Why our breath is our doorway to anxiety or calm.
 

Illustration of wind
 
  • Our breathing affects our physical state. Changes in our breathing directly affect our bodies. For example, when we’ve had a fright, we breathe faster, which in turn makes us feel breathless, light-headed or feel tingly.
     
  • If our breathing is in balance, we feel more in balance too. Our bodies need a balance of oxygen and carbon dioxide. Our body takes the oxygen it needs and releases carbon dioxide through our breath. This balance is maintained through the speed and depth of our breath.
     
  • If we breathe too fast, we may take in more oxygen than what we need. Faster breathing is helpful when we’re exercising, as our bodies need more oxygen at this time. But when we’re anxious and our breathing speeds up, our bodies take in more oxygen than it needs.
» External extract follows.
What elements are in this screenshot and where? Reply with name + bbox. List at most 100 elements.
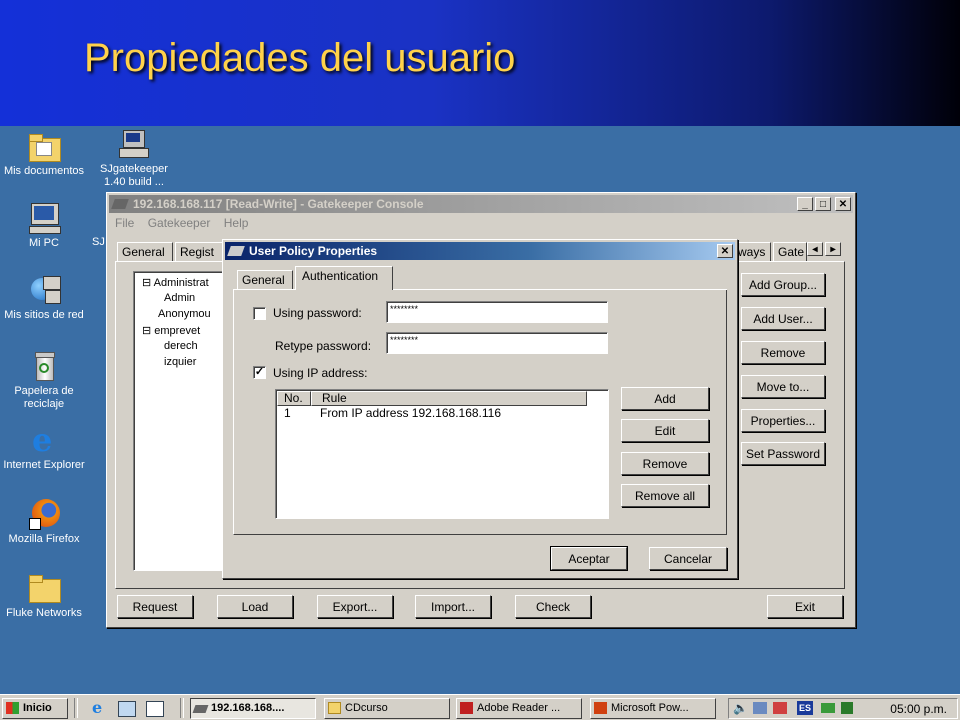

This causes symptoms like dizziness, light-headedness, confusion, blurred vision, breathlessness, numbness, cold clammy hands and muscle stiffness.
     
  • Continuous overbreathing can leave us feeling exhausted or ‘on edge’. This makes us even more likely to respond to stress with anxiety, fright or panic, and continue the cycle of overbreathing and anxiety.
     
  • Gaining control over our breath can help stop anxiety. Just as overbreathing can affect our bodies in a negative way, being able to control our breath by slowing it down and deepening it can calm us down.
 
“Feelings come and go like clouds in a windy sky. Conscious breathing is my anchor.”
— Thich Nhat Hanh
“If you want to conquer the anxiety of life, live in the moment, live in the breath.”